Predicting and filling the needs for optimal staffing and resources is a challenge for most small businesses at any time of the year. The holidays are especially difficult.
“It is time when almost every employee wants to spend time with family, travel, celebrate, and more,” says Sherry B. Jordan, who grew up in family businesses, and for the last 20 years has been coaching high performance executives, small business owners, solo entrepreneurs, and professional teams to success.
“They often all want the same day(s) as vacation days, making it a difficult decision for business owners to maintain staff needed for full productivity and still honor the needs of their most valuable asset, their employees,” adds Jordan, who is also the author of Plan it! Do It! Love It!: Be Outrageously Successful Living the Small Business Lifestyle.
While most employers would agree that it is important to give employees time off when it is most important to them, they also agree that optimal staffing is needed to avoid a decline in customer service, missed deadlines, and long wait times, all of which could create long term damage for a small business, says Jordan.
So, what are business owners to do? These two needs are diametrically opposed. A compromise is needed. That typically starts with a few policies and procedures.
Policies and Procedures for Time Off
First, it is important to set policy on the amount of vacation or time off that is due employees. That can range from no time off for new employees or those that are not full time, to a number of weeks for those that have had long service with your business. “How they earn that time off and how many consecutive days they are required or allowed to take should be clearly stated in the Employee Handbook,” says Jordan.
Next there should be a clearly stated time off approval process. This process should include the process for requesting time off, and by whom and how the time off will be approved. For holiday time off, many employers require that the request be made by a deadline earlier in the year so that, with proper planning, as many requests can be accommodated as possible. Often these decisions are made on a seniority basis or simply first requested, first approved.

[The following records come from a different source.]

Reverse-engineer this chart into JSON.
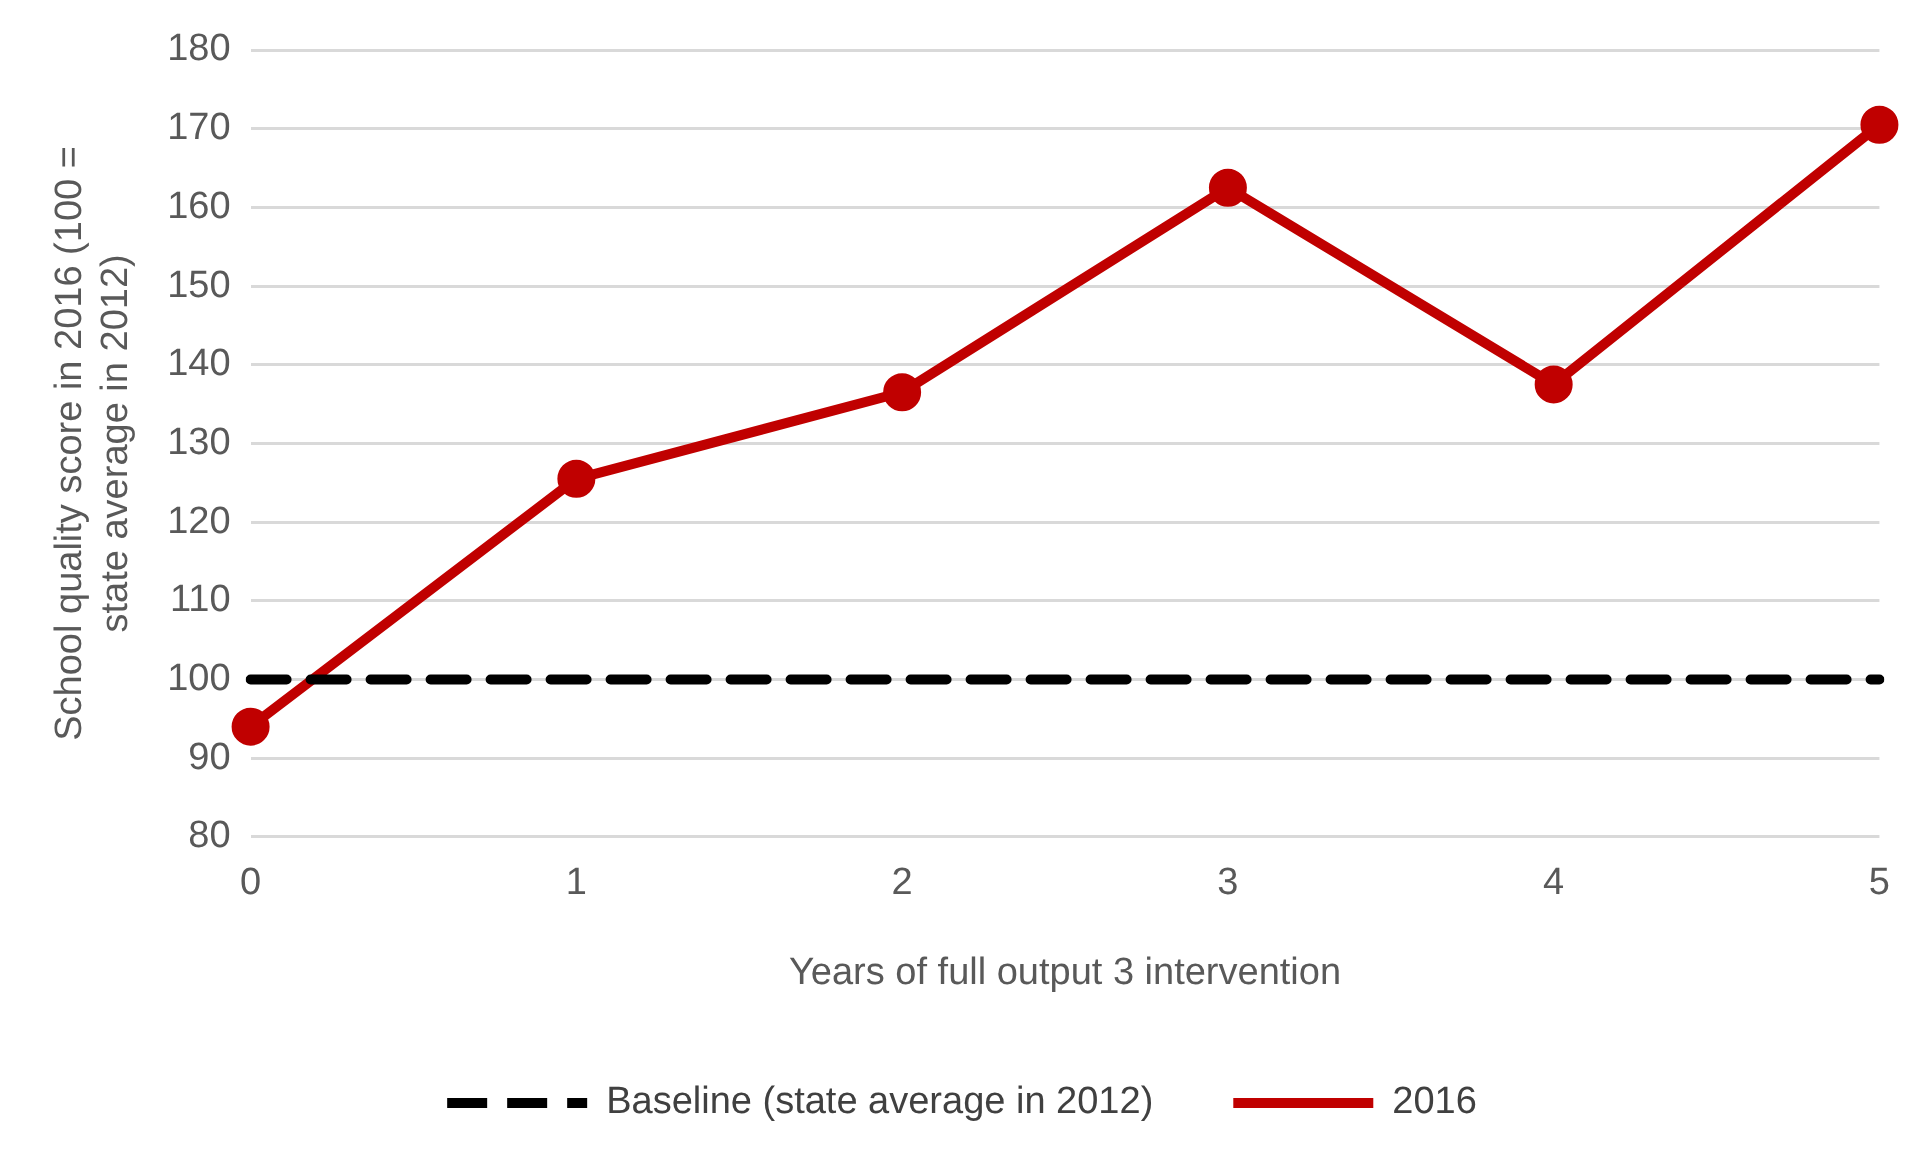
{
  "chart_data": {
    "type": "line",
    "xlabel": "Years of full output 3 intervention",
    "ylabel": "School quality score in 2016 (100 = state average in 2012)",
    "categories": [
      "0",
      "1",
      "2",
      "3",
      "4",
      "5"
    ],
    "series": [
      {
        "name": "Baseline (state average in 2012)",
        "color": "#000000",
        "values": [
          100,
          100,
          100,
          100,
          100,
          100
        ],
        "line_style": "dashed",
        "marker": "none"
      },
      {
        "name": "2016",
        "color": "#c00000",
        "values": [
          94,
          125.5,
          136.5,
          162.5,
          137.5,
          170.5
        ],
        "line_style": "solid",
        "marker": "circle"
      }
    ],
    "ylim": [
      80,
      180
    ],
    "yticks": [
      80,
      90,
      100,
      110,
      120,
      130,
      140,
      150,
      160,
      170,
      180
    ],
    "grid": "y",
    "legend": "bottom"
  }
}
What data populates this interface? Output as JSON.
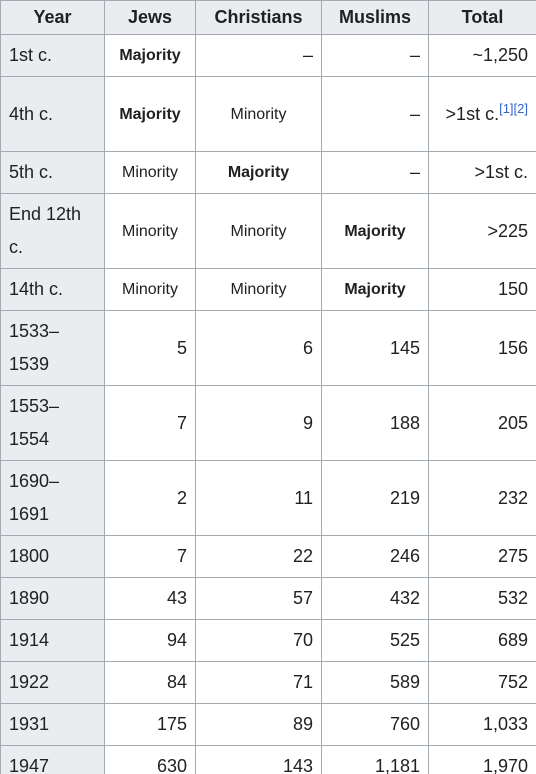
{
  "table": {
    "headers": [
      "Year",
      "Jews",
      "Christians",
      "Muslims",
      "Total"
    ],
    "rows": [
      {
        "year": "1st c.",
        "jews": "Majority",
        "christians": "–",
        "muslims": "–",
        "total": "~1,250",
        "total_refs": ""
      },
      {
        "year": "4th c.",
        "jews": "Majority",
        "christians": "Minority",
        "muslims": "–",
        "total": ">1st c.",
        "total_refs": "[1][2]"
      },
      {
        "year": "5th c.",
        "jews": "Minority",
        "christians": "Majority",
        "muslims": "–",
        "total": ">1st c.",
        "total_refs": ""
      },
      {
        "year": "End 12th c.",
        "jews": "Minority",
        "christians": "Minority",
        "muslims": "Majority",
        "total": ">225",
        "total_refs": ""
      },
      {
        "year": "14th c.",
        "jews": "Minority",
        "christians": "Minority",
        "muslims": "Majority",
        "total": "150",
        "total_refs": ""
      },
      {
        "year": "1533–1539",
        "jews": "5",
        "christians": "6",
        "muslims": "145",
        "total": "156",
        "total_refs": ""
      },
      {
        "year": "1553–1554",
        "jews": "7",
        "christians": "9",
        "muslims": "188",
        "total": "205",
        "total_refs": ""
      },
      {
        "year": "1690–1691",
        "jews": "2",
        "christians": "11",
        "muslims": "219",
        "total": "232",
        "total_refs": ""
      },
      {
        "year": "1800",
        "jews": "7",
        "christians": "22",
        "muslims": "246",
        "total": "275",
        "total_refs": ""
      },
      {
        "year": "1890",
        "jews": "43",
        "christians": "57",
        "muslims": "432",
        "total": "532",
        "total_refs": ""
      },
      {
        "year": "1914",
        "jews": "94",
        "christians": "70",
        "muslims": "525",
        "total": "689",
        "total_refs": ""
      },
      {
        "year": "1922",
        "jews": "84",
        "christians": "71",
        "muslims": "589",
        "total": "752",
        "total_refs": ""
      },
      {
        "year": "1931",
        "jews": "175",
        "christians": "89",
        "muslims": "760",
        "total": "1,033",
        "total_refs": ""
      },
      {
        "year": "1947",
        "jews": "630",
        "christians": "143",
        "muslims": "1,181",
        "total": "1,970",
        "total_refs": ""
      }
    ]
  },
  "colors": {
    "header_bg": "#eaecf0",
    "border": "#a2a9b1",
    "text": "#202122",
    "link": "#3366cc"
  }
}
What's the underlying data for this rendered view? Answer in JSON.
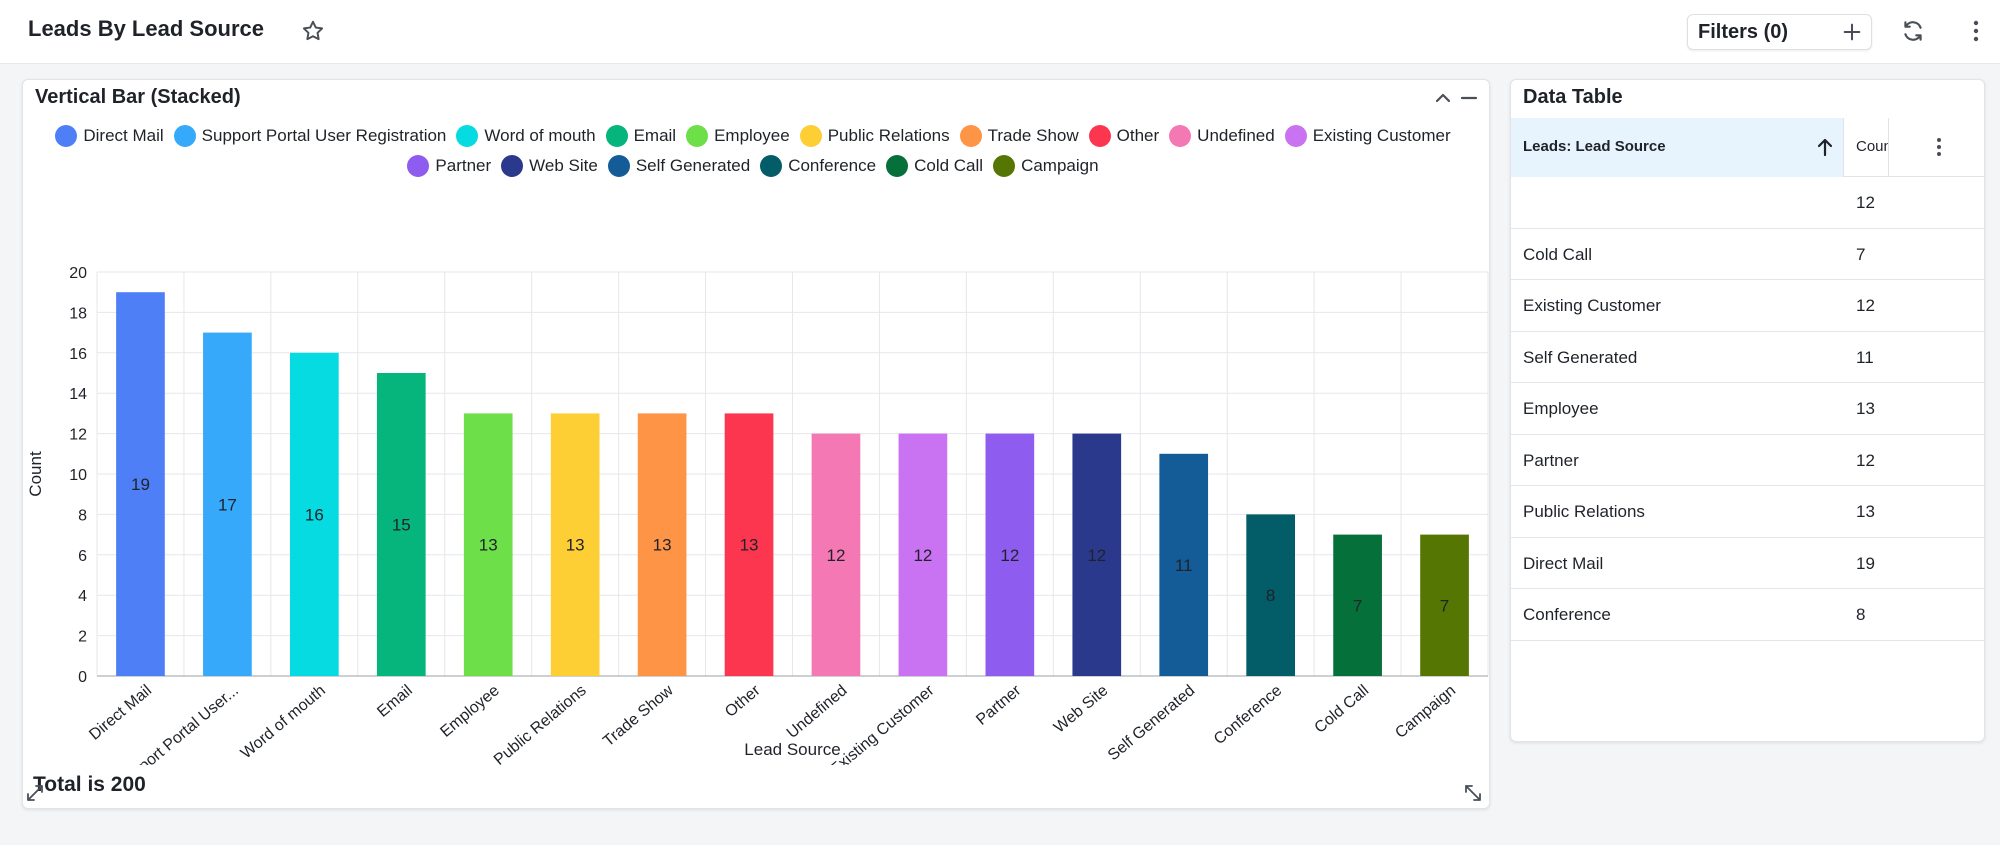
{
  "header": {
    "title": "Leads By Lead Source",
    "filters_label": "Filters (0)"
  },
  "chart_panel": {
    "title": "Vertical Bar (Stacked)",
    "total_label": "Total is 200"
  },
  "chart_data": {
    "type": "bar",
    "xlabel": "Lead Source",
    "ylabel": "Count",
    "ylim": [
      0,
      20
    ],
    "yticks": [
      0,
      2,
      4,
      6,
      8,
      10,
      12,
      14,
      16,
      18,
      20
    ],
    "grid": true,
    "legend_position": "top",
    "categories": [
      "Direct Mail",
      "Support Portal User Registration",
      "Word of mouth",
      "Email",
      "Employee",
      "Public Relations",
      "Trade Show",
      "Other",
      "Undefined",
      "Existing Customer",
      "Partner",
      "Web Site",
      "Self Generated",
      "Conference",
      "Cold Call",
      "Campaign"
    ],
    "tick_labels": [
      "Direct Mail",
      "Support Portal User...",
      "Word of mouth",
      "Email",
      "Employee",
      "Public Relations",
      "Trade Show",
      "Other",
      "Undefined",
      "Existing Customer",
      "Partner",
      "Web Site",
      "Self Generated",
      "Conference",
      "Cold Call",
      "Campaign"
    ],
    "values": [
      19,
      17,
      16,
      15,
      13,
      13,
      13,
      13,
      12,
      12,
      12,
      12,
      11,
      8,
      7,
      7
    ],
    "colors": [
      "#4f7ff7",
      "#36a9fa",
      "#05dbe0",
      "#05b57b",
      "#6ddf48",
      "#fece35",
      "#fd9446",
      "#fd3650",
      "#f478b3",
      "#c972f2",
      "#8f5cf0",
      "#2b398c",
      "#145c97",
      "#025d69",
      "#05703a",
      "#567603"
    ]
  },
  "table": {
    "title": "Data Table",
    "col_source": "Leads: Lead Source",
    "col_count": "Count",
    "rows": [
      {
        "source": "",
        "count": "12"
      },
      {
        "source": "Cold Call",
        "count": "7"
      },
      {
        "source": "Existing Customer",
        "count": "12"
      },
      {
        "source": "Self Generated",
        "count": "11"
      },
      {
        "source": "Employee",
        "count": "13"
      },
      {
        "source": "Partner",
        "count": "12"
      },
      {
        "source": "Public Relations",
        "count": "13"
      },
      {
        "source": "Direct Mail",
        "count": "19"
      },
      {
        "source": "Conference",
        "count": "8"
      }
    ]
  },
  "icons": {
    "favorite": "star-icon",
    "add_filter": "plus-icon",
    "refresh": "refresh-icon",
    "more": "kebab-icon",
    "collapse": "chevron-up-icon",
    "minimize": "minus-icon",
    "sort": "arrow-up-icon",
    "expand": "expand-icon"
  }
}
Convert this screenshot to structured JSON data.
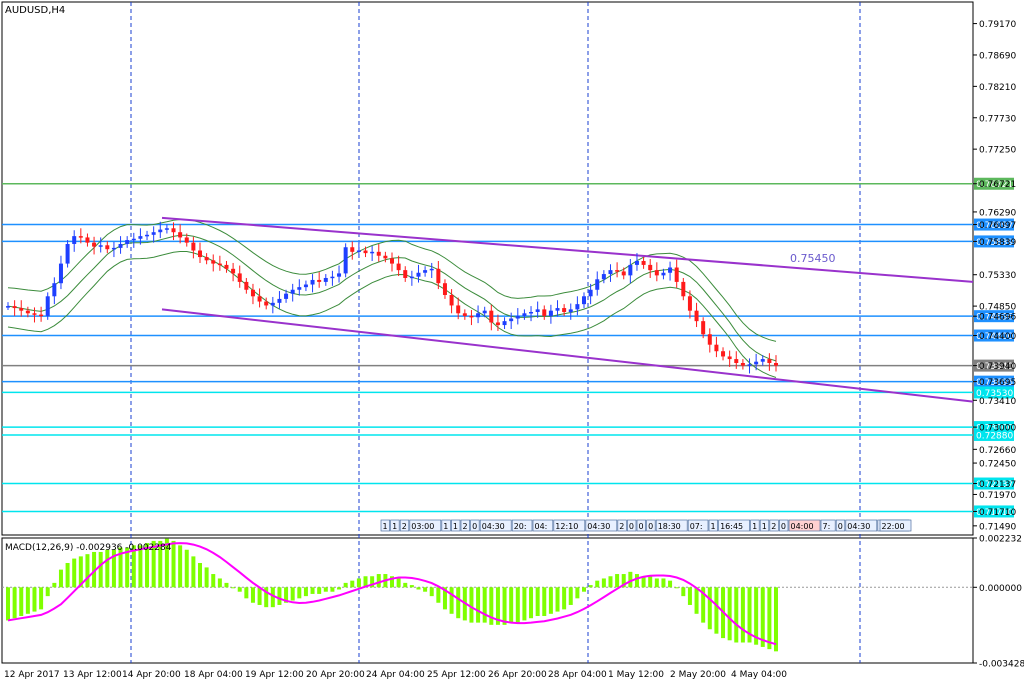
{
  "chart_data": [
    {
      "type": "candlestick",
      "symbol_label": "AUDUSD,H4",
      "price_axis_ticks": [
        "0.79170",
        "0.78690",
        "0.78210",
        "0.77730",
        "0.77250",
        "0.76721",
        "0.76290",
        "0.76097",
        "0.75839",
        "0.75330",
        "0.74850",
        "0.74696",
        "0.74400",
        "0.73940",
        "0.73695",
        "0.73410",
        "0.73000",
        "0.72660",
        "0.72450",
        "0.72137",
        "0.71970",
        "0.71710",
        "0.71490"
      ],
      "ylim": [
        0.7135,
        0.795
      ],
      "horizontal_levels": [
        {
          "price": 0.76721,
          "label": "0.76721",
          "color": "#5cb85c"
        },
        {
          "price": 0.76097,
          "label": "0.76097",
          "color": "#1e90ff"
        },
        {
          "price": 0.75839,
          "label": "0.75839",
          "color": "#1e90ff"
        },
        {
          "price": 0.74696,
          "label": "0.74696",
          "color": "#1e90ff"
        },
        {
          "price": 0.744,
          "label": "0.74400",
          "color": "#1e90ff"
        },
        {
          "price": 0.7394,
          "label": "0.73940",
          "color": "#808080"
        },
        {
          "price": 0.73695,
          "label": "0.73695",
          "color": "#1e90ff"
        },
        {
          "price": 0.7353,
          "label": "0.73530",
          "color": "#00e5ee"
        },
        {
          "price": 0.73,
          "label": "0.73000",
          "color": "#00e5ee"
        },
        {
          "price": 0.7288,
          "label": "0.72880",
          "color": "#00e5ee"
        },
        {
          "price": 0.72137,
          "label": "0.72137",
          "color": "#00e5ee"
        },
        {
          "price": 0.7171,
          "label": "0.71710",
          "color": "#00e5ee"
        }
      ],
      "trendline_label": "0.75450",
      "trendlines": [
        {
          "name": "upper-channel",
          "from": [
            0,
            0.762
          ],
          "to": [
            1,
            0.7522
          ],
          "color": "#9932cc"
        },
        {
          "name": "lower-channel",
          "from": [
            0,
            0.748
          ],
          "to": [
            1,
            0.7339
          ],
          "color": "#9932cc"
        }
      ],
      "time_axis_labels": [
        "12 Apr 2017",
        "13 Apr 12:00",
        "14 Apr 20:00",
        "18 Apr 04:00",
        "19 Apr 12:00",
        "20 Apr 20:00",
        "24 Apr 04:00",
        "25 Apr 12:00",
        "26 Apr 20:00",
        "28 Apr 04:00",
        "1 May 12:00",
        "2 May 20:00",
        "4 May 04:00"
      ],
      "period_labels": [
        "1",
        "1",
        "2",
        "03:00",
        "1",
        "1",
        "2",
        "0",
        "04:30",
        "20:",
        "04:",
        "12:10",
        "04:30",
        "2",
        "0",
        "0",
        "0",
        "18:30",
        "07:",
        "1",
        "16:45",
        "1",
        "1",
        "2",
        "0",
        "04:00",
        "7:",
        "0",
        "04:30",
        "20:30",
        "22:00"
      ],
      "close_series": [
        0.7485,
        0.7482,
        0.7478,
        0.7474,
        0.7472,
        0.747,
        0.75,
        0.752,
        0.755,
        0.758,
        0.7592,
        0.759,
        0.7582,
        0.7576,
        0.7578,
        0.7572,
        0.7574,
        0.758,
        0.7586,
        0.7588,
        0.7592,
        0.7594,
        0.7598,
        0.7602,
        0.7604,
        0.7598,
        0.759,
        0.7582,
        0.757,
        0.756,
        0.7555,
        0.755,
        0.7548,
        0.7542,
        0.7535,
        0.7522,
        0.751,
        0.75,
        0.7492,
        0.7486,
        0.749,
        0.7496,
        0.7504,
        0.751,
        0.7514,
        0.7518,
        0.7525,
        0.7522,
        0.7528,
        0.753,
        0.7535,
        0.7575,
        0.7568,
        0.757,
        0.7566,
        0.7568,
        0.7562,
        0.7558,
        0.755,
        0.754,
        0.7528,
        0.753,
        0.7536,
        0.754,
        0.7542,
        0.752,
        0.7502,
        0.7486,
        0.7474,
        0.747,
        0.7468,
        0.7474,
        0.7478,
        0.746,
        0.7456,
        0.7462,
        0.7466,
        0.747,
        0.7474,
        0.7476,
        0.748,
        0.747,
        0.7478,
        0.7482,
        0.7476,
        0.748,
        0.7488,
        0.75,
        0.751,
        0.7526,
        0.7534,
        0.754,
        0.7538,
        0.7532,
        0.7548,
        0.7554,
        0.7548,
        0.754,
        0.7532,
        0.7536,
        0.7544,
        0.7522,
        0.75,
        0.7478,
        0.7462,
        0.7442,
        0.7426,
        0.7416,
        0.7408,
        0.7404,
        0.7398,
        0.7394,
        0.7396,
        0.74,
        0.7404,
        0.7398,
        0.7394
      ],
      "macd": {
        "label": "MACD(12,26,9) -0.002936 -0.002284",
        "axis_ticks": [
          "0.002232",
          "0.000000",
          "-0.003428"
        ],
        "ylim": [
          -0.003428,
          0.002232
        ],
        "histogram": [
          -0.0015,
          -0.0014,
          -0.0013,
          -0.0012,
          -0.0011,
          -0.001,
          -0.0004,
          0.0002,
          0.0008,
          0.0011,
          0.0013,
          0.0014,
          0.0015,
          0.0016,
          0.0016,
          0.0017,
          0.0017,
          0.0018,
          0.0018,
          0.0019,
          0.0019,
          0.002,
          0.0021,
          0.0021,
          0.0022,
          0.0021,
          0.0019,
          0.0017,
          0.0014,
          0.0011,
          0.0009,
          0.0006,
          0.0004,
          0.0002,
          0.0,
          -0.0002,
          -0.0005,
          -0.0007,
          -0.0008,
          -0.0009,
          -0.0009,
          -0.0008,
          -0.0007,
          -0.0006,
          -0.0005,
          -0.0004,
          -0.0003,
          -0.0003,
          -0.0002,
          -0.0002,
          -0.0001,
          0.0002,
          0.0003,
          0.0004,
          0.0005,
          0.0005,
          0.0006,
          0.0006,
          0.0005,
          0.0004,
          0.0002,
          0.0001,
          -0.0001,
          -0.0002,
          -0.0004,
          -0.0007,
          -0.001,
          -0.0012,
          -0.0014,
          -0.0015,
          -0.0016,
          -0.0016,
          -0.0016,
          -0.0017,
          -0.0017,
          -0.0017,
          -0.0016,
          -0.0016,
          -0.0015,
          -0.0014,
          -0.0013,
          -0.0013,
          -0.0012,
          -0.0011,
          -0.001,
          -0.0008,
          -0.0005,
          -0.0002,
          0.0001,
          0.0003,
          0.0004,
          0.0005,
          0.0006,
          0.0006,
          0.0007,
          0.0006,
          0.0005,
          0.0005,
          0.0004,
          0.0004,
          0.0003,
          0.0,
          -0.0004,
          -0.0008,
          -0.0012,
          -0.0016,
          -0.0019,
          -0.0021,
          -0.0023,
          -0.0024,
          -0.0025,
          -0.0025,
          -0.0025,
          -0.0026,
          -0.0027,
          -0.0028,
          -0.0029
        ],
        "colors": {
          "histogram": "#7fff00",
          "signal": "#ff00ff"
        }
      }
    }
  ]
}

A special policy for holiday time off is not unusual. Some employers ask that employees not take vacation time over major holidays if their business relies on those holidays for a large portion of their revenue such as retail stores, or that they not request more than one major holiday in a single year ( cannot take both additional days off for Thanksgiving and Christmas holidays.)
Often employees find themselves with vacation time that has been earned but not taken in a given year. A policy for carrying time over to a new year should be clearly defined and stated in the Employee Handbook. That can range from all time can be taken over to a policy of “no carry over.” Most employers will allow some to be taken over but will set a maximum number of days that can be stored and a policy on how they can be taken in the future. Employees should be encouraged to plan vacation as early in a year as possible.
“It is important to apply these policies fairly and consistently,” says Jordan. “All employees should be treated equally unless there is a seniority clause in the policies.”
Alternative Time-Off Policies
Since it is almost always impossible for all employees to take time off during major holidays, some employers have adopted alternative ways to meet the needs of as many employees as possible.
An office closure that allows all employees and owners to take time off is one way to solve the capacity and resources issues. It is not unusual to see a business closed for a four-day weekend or even a full week over Thanksgiving and an end of the year closure that stretches from Christmas Eve until January 2nd of a New Year.
Outsourced or short-term contract coverage is sometimes a solution to covering the resource needs when employees take time for vacation. These are typically arranged well in advance and only to trained and experienced individuals. Sometimes these individuals cover for employees year after year.
This is not as common but some employers allow employees to find their own substitute. They are given parameters to work within and a deadline to propose the substitute.
As you make these difficult decisions, keep in mind that your employees are a reflection of your company’s mission and values. Clients, current and potential, measure their experience by the treatment they are given when working with them. Research tells us that as high as 70% of clients leave because they were unhappy with the service they received.
“Honoring your employee’s needs to support their life priorities is important, as is regularly scheduled time away for all of you for a positive employee and owner attitude to enhance good customer service,” says Jordan.